Her eyes never leave mine, patient and understanding in ways I don’t deserve.

“But with you,” I whisper, the realization dawning as I speak it, “it feels like strength.”

I pull Sadie toward me, lowering my mouth to hers. The softness of her lips against mine feels like surrender, but not hers—mine.

My fingers thread through her hair, cradling her head as I deepen the kiss. When she sighs against my mouth, the sound travels through me like electricity.

I take her hand and lead her to the bedroom, my thumb tracing circles on her wrist where her pulse beats steadily. The lights from the city cast shadows across her face as she looks up at me, her eyes reflecting a look I never thought I’d see directed at me—trust.

Our bodies come together with familiar hunger but unfamiliar tenderness. I’ve always approached sex as conquest—pleasure extracted rather than shared. Tonight feels different.

Her body arches beneath mine, her fingers digging into my shoulders. Even in this vulnerable moment, we remain who we are—darkness calling to darkness. My teeth find her neck, her shoulder, but my bite is gentler than before. Her cry when she comes apart isn’t one of surrender but of mutual destruction.

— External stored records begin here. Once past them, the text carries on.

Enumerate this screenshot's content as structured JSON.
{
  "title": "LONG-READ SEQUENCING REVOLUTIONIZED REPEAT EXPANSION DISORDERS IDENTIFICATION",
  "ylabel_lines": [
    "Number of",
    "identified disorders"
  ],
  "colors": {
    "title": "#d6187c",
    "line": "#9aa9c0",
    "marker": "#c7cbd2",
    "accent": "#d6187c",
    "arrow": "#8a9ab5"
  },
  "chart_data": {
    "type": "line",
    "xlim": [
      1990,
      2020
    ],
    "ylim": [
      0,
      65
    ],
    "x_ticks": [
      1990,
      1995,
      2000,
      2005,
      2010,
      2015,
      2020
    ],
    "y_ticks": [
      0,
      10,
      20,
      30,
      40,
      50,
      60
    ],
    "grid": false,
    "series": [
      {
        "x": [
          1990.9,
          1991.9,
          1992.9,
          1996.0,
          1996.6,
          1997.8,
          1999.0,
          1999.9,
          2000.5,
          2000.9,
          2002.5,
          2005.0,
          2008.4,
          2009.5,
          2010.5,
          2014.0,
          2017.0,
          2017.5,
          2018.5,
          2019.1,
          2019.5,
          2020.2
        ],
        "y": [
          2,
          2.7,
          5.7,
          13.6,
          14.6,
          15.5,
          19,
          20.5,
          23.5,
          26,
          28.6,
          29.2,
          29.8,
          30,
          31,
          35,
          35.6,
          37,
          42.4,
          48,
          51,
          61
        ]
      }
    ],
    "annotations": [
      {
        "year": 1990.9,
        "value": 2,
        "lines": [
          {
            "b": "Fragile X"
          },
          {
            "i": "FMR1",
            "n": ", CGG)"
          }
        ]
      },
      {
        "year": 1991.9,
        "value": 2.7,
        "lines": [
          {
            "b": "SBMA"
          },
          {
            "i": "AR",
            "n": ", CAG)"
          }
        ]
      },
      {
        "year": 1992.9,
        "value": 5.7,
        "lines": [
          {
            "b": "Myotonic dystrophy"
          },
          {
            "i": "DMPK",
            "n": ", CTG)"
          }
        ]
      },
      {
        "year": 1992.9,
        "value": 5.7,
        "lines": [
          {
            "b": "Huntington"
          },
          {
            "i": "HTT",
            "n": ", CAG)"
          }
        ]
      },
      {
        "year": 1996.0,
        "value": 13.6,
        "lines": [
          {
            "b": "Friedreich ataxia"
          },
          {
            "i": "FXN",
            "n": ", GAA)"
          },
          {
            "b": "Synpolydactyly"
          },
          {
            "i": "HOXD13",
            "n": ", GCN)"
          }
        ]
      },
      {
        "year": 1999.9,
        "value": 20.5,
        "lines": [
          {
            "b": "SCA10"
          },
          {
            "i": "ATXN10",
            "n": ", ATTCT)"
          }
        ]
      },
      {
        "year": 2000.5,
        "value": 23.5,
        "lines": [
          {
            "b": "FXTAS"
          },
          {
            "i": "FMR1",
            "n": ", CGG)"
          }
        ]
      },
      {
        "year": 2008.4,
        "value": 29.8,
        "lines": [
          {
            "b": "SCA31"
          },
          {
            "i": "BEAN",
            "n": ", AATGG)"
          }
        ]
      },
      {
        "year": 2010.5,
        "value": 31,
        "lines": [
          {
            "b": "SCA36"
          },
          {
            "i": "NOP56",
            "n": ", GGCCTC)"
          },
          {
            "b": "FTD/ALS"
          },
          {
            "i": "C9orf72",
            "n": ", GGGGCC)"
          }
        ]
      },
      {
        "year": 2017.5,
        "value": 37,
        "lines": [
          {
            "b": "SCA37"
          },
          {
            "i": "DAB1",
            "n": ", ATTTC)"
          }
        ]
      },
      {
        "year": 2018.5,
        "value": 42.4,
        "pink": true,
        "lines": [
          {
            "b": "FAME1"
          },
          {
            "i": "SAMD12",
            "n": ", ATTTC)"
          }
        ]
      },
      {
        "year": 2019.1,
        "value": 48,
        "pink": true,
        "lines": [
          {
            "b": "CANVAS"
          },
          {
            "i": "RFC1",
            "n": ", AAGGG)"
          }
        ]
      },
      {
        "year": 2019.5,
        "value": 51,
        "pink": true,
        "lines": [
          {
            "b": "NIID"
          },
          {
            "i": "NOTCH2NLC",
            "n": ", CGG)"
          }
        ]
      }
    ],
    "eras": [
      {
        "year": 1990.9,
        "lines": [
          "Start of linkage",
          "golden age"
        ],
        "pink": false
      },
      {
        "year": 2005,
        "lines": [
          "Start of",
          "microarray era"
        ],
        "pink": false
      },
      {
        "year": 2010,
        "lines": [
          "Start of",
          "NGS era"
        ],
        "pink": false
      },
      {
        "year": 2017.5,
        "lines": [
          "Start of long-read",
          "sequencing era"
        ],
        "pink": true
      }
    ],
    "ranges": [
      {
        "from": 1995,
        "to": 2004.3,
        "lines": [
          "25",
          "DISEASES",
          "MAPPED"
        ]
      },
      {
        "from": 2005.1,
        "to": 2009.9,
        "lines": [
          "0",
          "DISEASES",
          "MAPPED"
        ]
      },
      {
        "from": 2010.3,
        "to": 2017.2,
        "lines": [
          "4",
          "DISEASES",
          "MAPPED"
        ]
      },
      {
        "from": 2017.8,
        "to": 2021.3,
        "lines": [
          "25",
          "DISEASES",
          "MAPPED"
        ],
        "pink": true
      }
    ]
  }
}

We shatter together, the intensity both familiar and entirely new.

After, she lies beside me, her breathing slowing as I trace the raised outline of my initials on her skin. The scar I carved into her, once a mark of ownership, now feels like a symbol of our twisted journey.

“Stay with me,” I say, my voice low in the darkness. “Not because of the contract. Not because I own you. Because we choose each other.”

Sadie’s fingers intertwine with mine over the scar. “I choose you,” she whispers. “All of you. Every broken, twisted piece.”

She shifts to face me, pressing her lips to the corner of my mouth. “And you choose me. Not as property, but as your equal.”

I nod, sealing our pact with another kiss. We remain what we are—dark, obsessive, dangerous—but now without pretense. Without lies. We choose this madness together.

48

EPILOGUE

LANDON

I’ve waited three months to find him. Three months of meticulous planning while Sadie slept beside me, unaware of my mission. Thomas Mercer thought he’d escaped consequences all those years ago, but monsters recognize other monsters. And unlike him, I never hide what I am.

The warehouse I’ve chosen is soundproofed. Industrial. Anonymous. Perfect for what comes next.